Her essay “Party Going,” a riff on a Henry Green novel of the same name, contemplates citizenship and borders while Laing is on a train ride originating in Italy. Travel, she writes in the last paragraph, takes a toll, but “we” (she includes herself in the struggle) need to be moving often, “for love or water, away from bombs, looking for places of greater safety or abundance.” Wouldn’t it be better to “unlock the doors, to pool the resources” of nation-states? She answers herself by quoting the last sentence of Molly Bloom’s soliloquy in Ulysses: “Yes, I said yes.” This is my main objection to Laing—her broad strokes on fascism, death, and struggle barely register in her overfluffed prose, which is dominated by her bibliography.
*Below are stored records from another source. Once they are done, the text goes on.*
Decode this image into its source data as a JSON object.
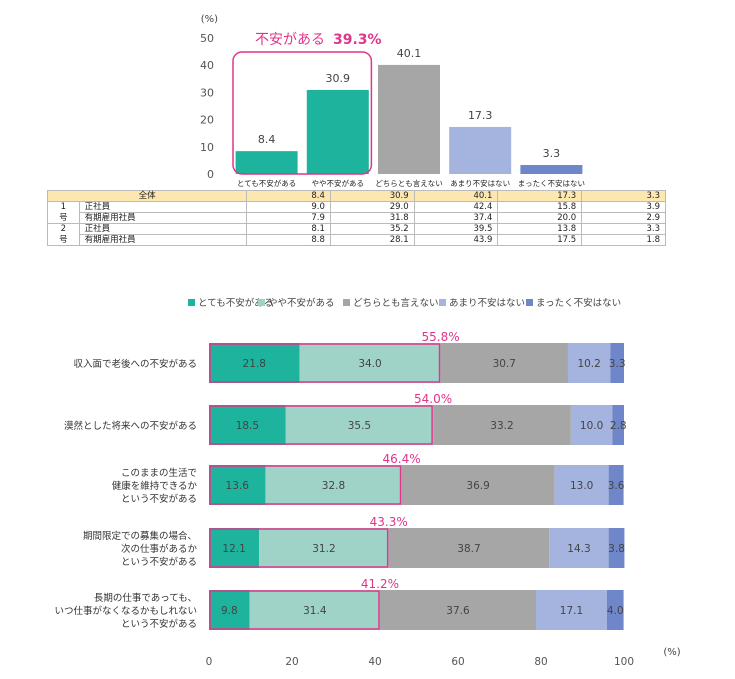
{
  "chart_data": [
    {
      "type": "bar",
      "ylabel": "(%)",
      "ylim": [
        0,
        50
      ],
      "yticks": [
        0,
        10,
        20,
        30,
        40,
        50
      ],
      "categories": [
        "とても不安がある",
        "やや不安がある",
        "どちらとも言えない",
        "あまり不安はない",
        "まったく不安はない"
      ],
      "values": [
        8.4,
        30.9,
        40.1,
        17.3,
        3.3
      ],
      "colors": [
        "#1db39c",
        "#1db39c",
        "#a6a6a6",
        "#a4b4de",
        "#6f86c9"
      ],
      "annotation": {
        "label": "不安がある",
        "value": "39.3%",
        "color": "#e0368a"
      },
      "table": {
        "total_label": "全体",
        "total": [
          "8.4",
          "30.9",
          "40.1",
          "17.3",
          "3.3"
        ],
        "groups": [
          {
            "group": "1",
            "group_sub": "号",
            "rows": [
              {
                "label": "正社員",
                "values": [
                  "9.0",
                  "29.0",
                  "42.4",
                  "15.8",
                  "3.9"
                ]
              },
              {
                "label": "有期雇用社員",
                "values": [
                  "7.9",
                  "31.8",
                  "37.4",
                  "20.0",
                  "2.9"
                ]
              }
            ]
          },
          {
            "group": "2",
            "group_sub": "号",
            "rows": [
              {
                "label": "正社員",
                "values": [
                  "8.1",
                  "35.2",
                  "39.5",
                  "13.8",
                  "3.3"
                ]
              },
              {
                "label": "有期雇用社員",
                "values": [
                  "8.8",
                  "28.1",
                  "43.9",
                  "17.5",
                  "1.8"
                ]
              }
            ]
          }
        ]
      }
    },
    {
      "type": "bar",
      "orientation": "horizontal",
      "stacked": true,
      "xlabel": "(%)",
      "xlim": [
        0,
        100
      ],
      "xticks": [
        0,
        20,
        40,
        60,
        80,
        100
      ],
      "legend_position": "top",
      "series": [
        {
          "name": "とても不安がある",
          "color": "#1db39c",
          "values": [
            21.8,
            18.5,
            13.6,
            12.1,
            9.8
          ]
        },
        {
          "name": "やや不安がある",
          "color": "#9fd3c7",
          "values": [
            34.0,
            35.5,
            32.8,
            31.2,
            31.4
          ]
        },
        {
          "name": "どちらとも言えない",
          "color": "#a6a6a6",
          "values": [
            30.7,
            33.2,
            36.9,
            38.7,
            37.6
          ]
        },
        {
          "name": "あまり不安はない",
          "color": "#a4b4de",
          "values": [
            10.2,
            10.0,
            13.0,
            14.3,
            17.1
          ]
        },
        {
          "name": "まったく不安はない",
          "color": "#6f86c9",
          "values": [
            3.3,
            2.8,
            3.6,
            3.8,
            4.0
          ]
        }
      ],
      "categories": [
        [
          "収入面で老後への不安がある"
        ],
        [
          "漠然とした将来への不安がある"
        ],
        [
          "このままの生活で",
          "健康を維持できるか",
          "という不安がある"
        ],
        [
          "期間限定での募集の場合、",
          "次の仕事があるか",
          "という不安がある"
        ],
        [
          "長期の仕事であっても、",
          "いつ仕事がなくなるかもしれない",
          "という不安がある"
        ]
      ],
      "highlight_totals": [
        "55.8%",
        "54.0%",
        "46.4%",
        "43.3%",
        "41.2%"
      ],
      "highlight_values": [
        55.8,
        54.0,
        46.4,
        43.3,
        41.2
      ],
      "highlight_color": "#e0368a"
    }
  ]
}
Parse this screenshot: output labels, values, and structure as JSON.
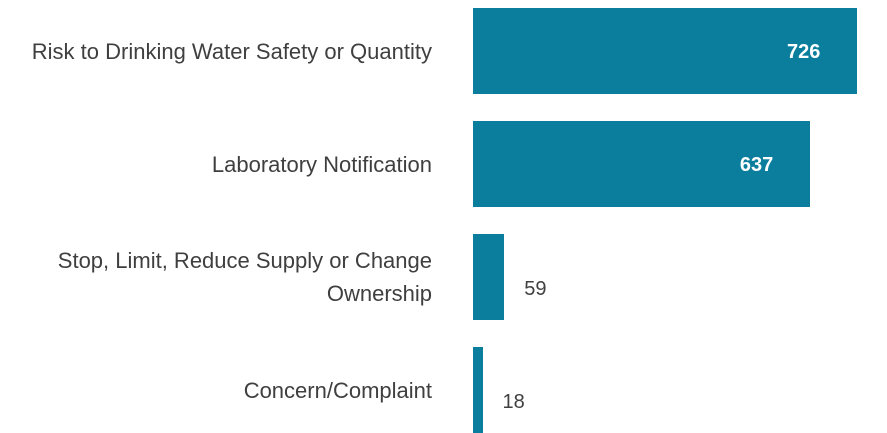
{
  "chart_data": {
    "type": "barh",
    "categories": [
      "Risk to Drinking Water Safety or Quantity",
      "Laboratory Notification",
      "Stop, Limit, Reduce Supply or Change Ownership",
      "Concern/Complaint"
    ],
    "values": [
      726,
      637,
      59,
      18
    ],
    "color": "#0a7e9c"
  }
}
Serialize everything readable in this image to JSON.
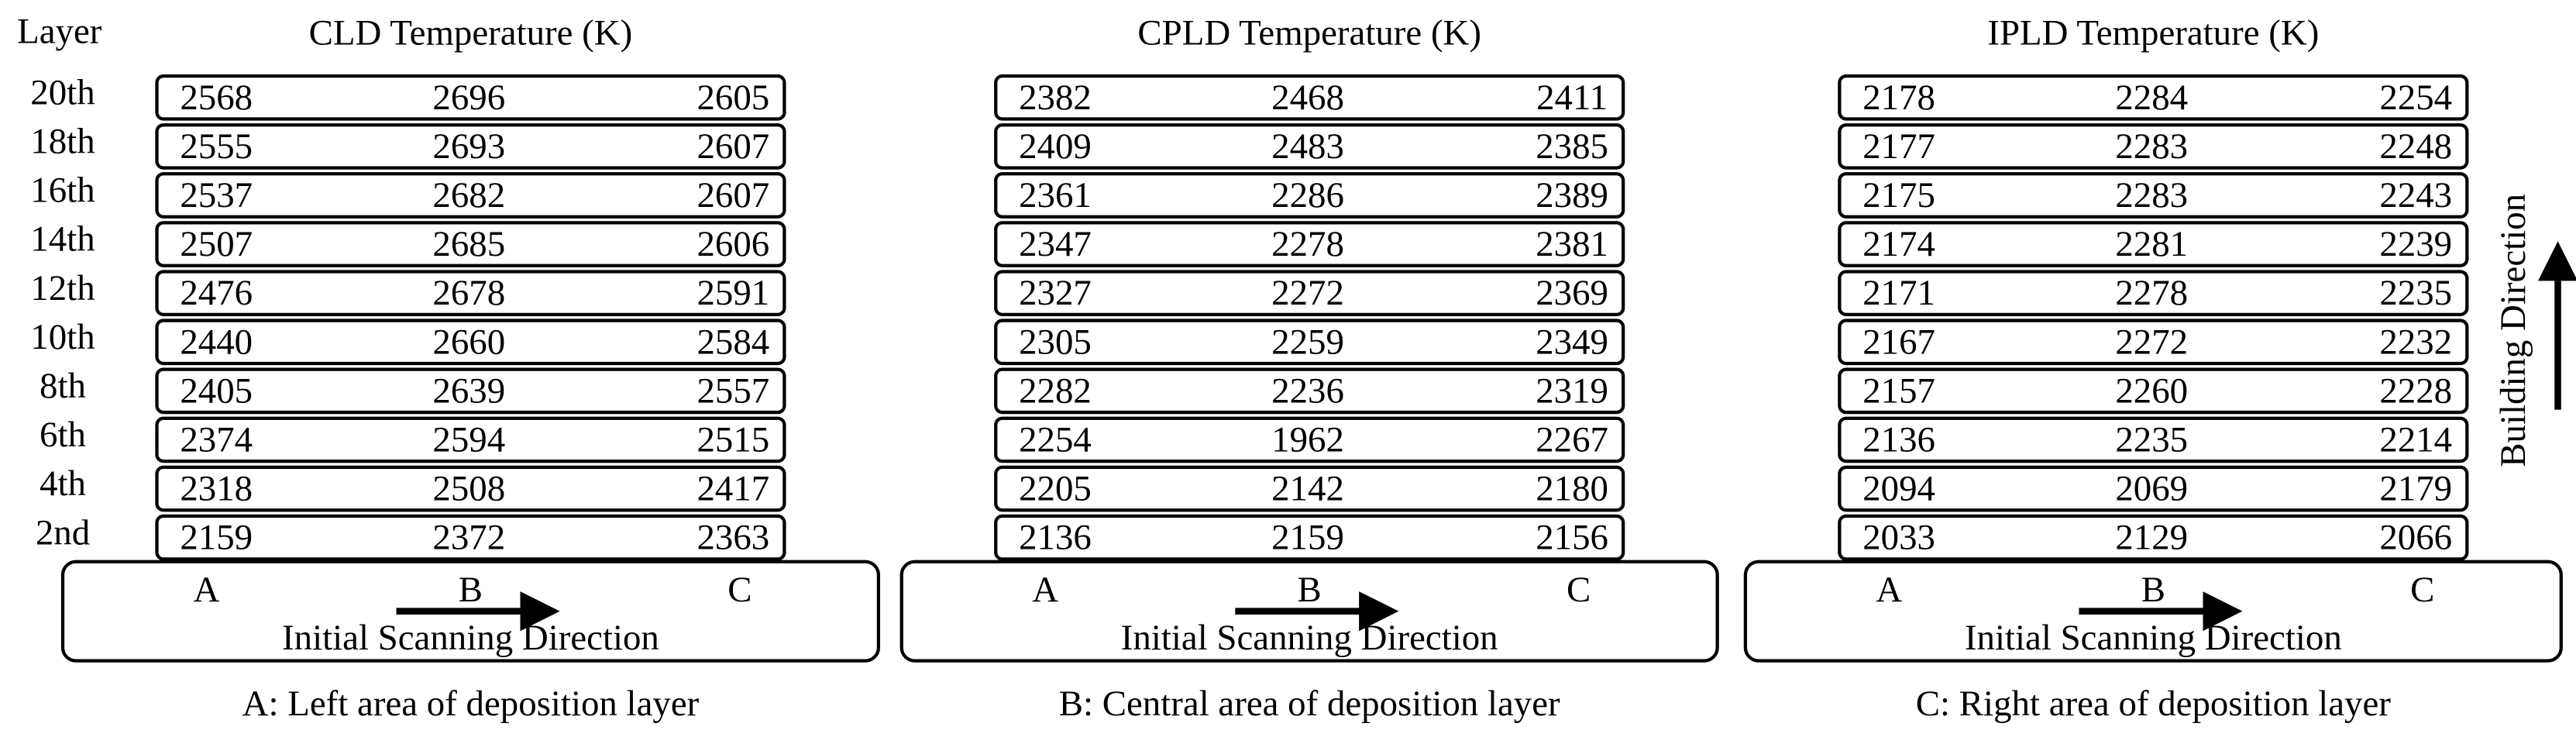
{
  "layer_header": "Layer",
  "layers": [
    "20th",
    "18th",
    "16th",
    "14th",
    "12th",
    "10th",
    "8th",
    "6th",
    "4th",
    "2nd"
  ],
  "panels": [
    {
      "title": "CLD Temperature (K)",
      "rows": [
        [
          2568,
          2696,
          2605
        ],
        [
          2555,
          2693,
          2607
        ],
        [
          2537,
          2682,
          2607
        ],
        [
          2507,
          2685,
          2606
        ],
        [
          2476,
          2678,
          2591
        ],
        [
          2440,
          2660,
          2584
        ],
        [
          2405,
          2639,
          2557
        ],
        [
          2374,
          2594,
          2515
        ],
        [
          2318,
          2508,
          2417
        ],
        [
          2159,
          2372,
          2363
        ]
      ],
      "base": {
        "labels": [
          "A",
          "B",
          "C"
        ],
        "direction": "Initial Scanning Direction"
      },
      "caption": "A: Left area of deposition layer"
    },
    {
      "title": "CPLD Temperature (K)",
      "rows": [
        [
          2382,
          2468,
          2411
        ],
        [
          2409,
          2483,
          2385
        ],
        [
          2361,
          2286,
          2389
        ],
        [
          2347,
          2278,
          2381
        ],
        [
          2327,
          2272,
          2369
        ],
        [
          2305,
          2259,
          2349
        ],
        [
          2282,
          2236,
          2319
        ],
        [
          2254,
          1962,
          2267
        ],
        [
          2205,
          2142,
          2180
        ],
        [
          2136,
          2159,
          2156
        ]
      ],
      "base": {
        "labels": [
          "A",
          "B",
          "C"
        ],
        "direction": "Initial Scanning Direction"
      },
      "caption": "B: Central area of deposition layer"
    },
    {
      "title": "IPLD Temperature (K)",
      "rows": [
        [
          2178,
          2284,
          2254
        ],
        [
          2177,
          2283,
          2248
        ],
        [
          2175,
          2283,
          2243
        ],
        [
          2174,
          2281,
          2239
        ],
        [
          2171,
          2278,
          2235
        ],
        [
          2167,
          2272,
          2232
        ],
        [
          2157,
          2260,
          2228
        ],
        [
          2136,
          2235,
          2214
        ],
        [
          2094,
          2069,
          2179
        ],
        [
          2033,
          2129,
          2066
        ]
      ],
      "base": {
        "labels": [
          "A",
          "B",
          "C"
        ],
        "direction": "Initial Scanning Direction"
      },
      "caption": "C: Right area of deposition layer"
    }
  ],
  "building_direction": "Building Direction"
}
In “The Abandoned Person’s Tale,” originally published in 2016 for an outreach project called Refugee Tales, she interviews a man escaping from “X country” (“X country is a corrupt country”) who becomes trapped in one of Britain’s detention centers for a petty crime for 11 years. She draws again on the concept of “hospitality” in John Berger’s work to talk about nation-states, and how they should welcome strangers. “So imagine a country founded on kindness, a country that treats desperate strangers with respect. And now we come to the question that haunts me. What could you have become in that good, imagined place? What would you have done with your beautiful life?”
To describe the imperialism, racism, and brutality in Britain that destroyed a man’s life as a lack of kindness diminishes the story. It falsely posits that empathy is a politically useful vehicle in and of itself. When Laing writes about her life before she became a writer, she describes her thought process of becoming a recluse in a house without electricity when she was in her 20s (this period of her life only lasted one season, hence the essay title “Feral Spring”). She wanted to live in a way that would not create any environmental harm, to exit from society. For her, this is a form of activism, the seed of a thought that later manifests itself in simplistic thinking throughout this collection. Laing would rather overemphasize the politics of the personal than account for her own lack of solidarity with forces of meaningful reform. The problem is that you can’t.